Dinura told me to write these things down because as I was telling him about you and how writing to you is helping me hold on to my experiences, long after they’ve turned into memories. Deep down, I think I’m starting to realize that too; These moments never last forever and soon I’m going to forget what it felt like to be 21. But right now, I’m 21. 
I met a boy during the first week of my summer here and got crazy about him, knowing fully well I’d be confused as fuck when he leaves. And I am, now that he’s gone, but I’m not going to be confused forever. Someday, either I’ll figure it out or most probably I’ll forget him and this feeling of liking a boy I will never have, altogether. I haven’t just yet though and I want to hold on to that feeling just a bit longer. My biggest worry right now in life is kickstarting my career and the stress of life hasn’t gotten to me the way it has to other people, I’m not sure if that’s because I’m doing life wrong or doing it very fucking right. Most nights, ‘m not even too worried because I spend it with some of my closest friends, just hanging out in basically any cafe that we pick that night and driving around to some cool music. And my closest friend is my ex’s girlfriend. Honestly, even writing that out sounds like I’m a fucking confused. But maaaan, is she fucking family already. 

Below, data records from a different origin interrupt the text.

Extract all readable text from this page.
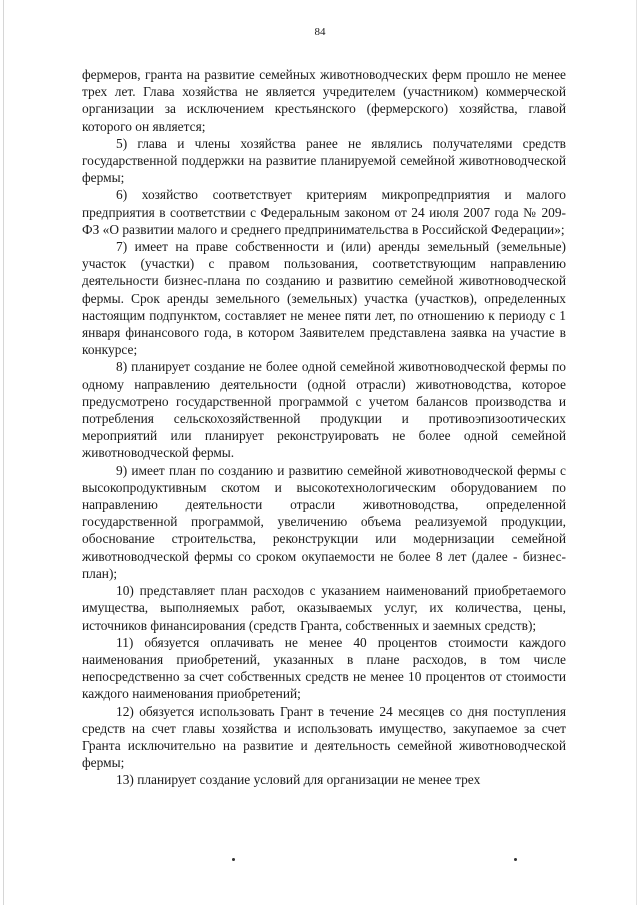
84

фермеров, гранта на развитие семейных животноводческих ферм прошло не менее трех лет. Глава хозяйства не является учредителем (участником) коммерческой организации за исключением крестьянского (фермерского) хозяйства, главой которого он является;

5) глава и члены хозяйства ранее не являлись получателями средств государственной поддержки на развитие планируемой семейной животноводческой фермы;

6) хозяйство соответствует критериям микропредприятия и малого предприятия в соответствии с Федеральным законом от 24 июля 2007 года № 209-ФЗ «О развитии малого и среднего предпринимательства в Российской Федерации»;

7) имеет на праве собственности и (или) аренды земельный (земельные) участок (участки) с правом пользования, соответствующим направлению деятельности бизнес-плана по созданию и развитию семейной животноводческой фермы. Срок аренды земельного (земельных) участка (участков), определенных настоящим подпунктом, составляет не менее пяти лет, по отношению к периоду с 1 января финансового года, в котором Заявителем представлена заявка на участие в конкурсе;

8) планирует создание не более одной семейной животноводческой фермы по одному направлению деятельности (одной отрасли) животноводства, которое предусмотрено государственной программой с учетом балансов производства и потребления сельскохозяйственной продукции и противоэпизоотических мероприятий или планирует реконструировать не более одной семейной животноводческой фермы.

9) имеет план по созданию и развитию семейной животноводческой фермы с высокопродуктивным скотом и высокотехнологическим оборудованием по направлению деятельности отрасли животноводства, определенной государственной программой, увеличению объема реализуемой продукции, обоснование строительства, реконструкции или модернизации семейной животноводческой фермы со сроком окупаемости не более 8 лет (далее - бизнес-план);

10) представляет план расходов с указанием наименований приобретаемого имущества, выполняемых работ, оказываемых услуг, их количества, цены, источников финансирования (средств Гранта, собственных и заемных средств);

11) обязуется оплачивать не менее 40 процентов стоимости каждого наименования приобретений, указанных в плане расходов, в том числе непосредственно за счет собственных средств не менее 10 процентов от стоимости каждого наименования приобретений;

12) обязуется использовать Грант в течение 24 месяцев со дня поступления средств на счет главы хозяйства и использовать имущество, закупаемое за счет Гранта исключительно на развитие и деятельность семейной животноводческой фермы;

13) планирует создание условий для организации не менее трех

Nights like tonight are the kind of nights you feel like you just want to cling onto, the kind that make you feel like you want you entire life to be this, or even the kind you just want to turn into an Instagram picture and maybe once in 5 years you’ll back on it and smile. The bright orange color of the JBL looks insanely aesthetic on the ocean blue covers of the bed, maybe I just appreciate contrasts of color a lot, or maybe it’s just cause it’s playing sleeping at last. Nilu’s on her phone doing her own this, and I’m hoping the sound of my keyboard tapping has just turned into white noise to her ears. 
***
One of the first long conversations I had with Nilu, was the same day I noticed how beautiful my room looked when the street light came into my room at night. The shadows of the trees would dance on the light cast on my walls and create the most beautiful ambiance. Honestly, I haven't really been that long since then, but a lot has happened and like you know, I forget fast. I do remember, however, telling Nilu about my dreams and telling her where I wanted to be in life. I remember it feeling so natural and I didn’t feel like work explaining to her how I’m not where I want to be and it may not look it, but I know exactly where I’m going. Somehow she understood. I barely knew her at that point and I hadn’t fully grasped her personality yet, so I guess everything she did felt new to me. But she sort of smiled at me and said: “When I think of you I think of you swimming through space, reaching out through galaxies, so close to touching your first planet...” and maybe someday I will. It took me by surprise and for some reason, I felt this overwhelming feeling of euphoria. I don’t know if it was because of the way she said it, because she said it about me or because even though I didn’t know at the time, I had met someone I would grow to love with soul. But now every time I turn my lights off at night I make sure to appreciate how the shadows keep me company at night.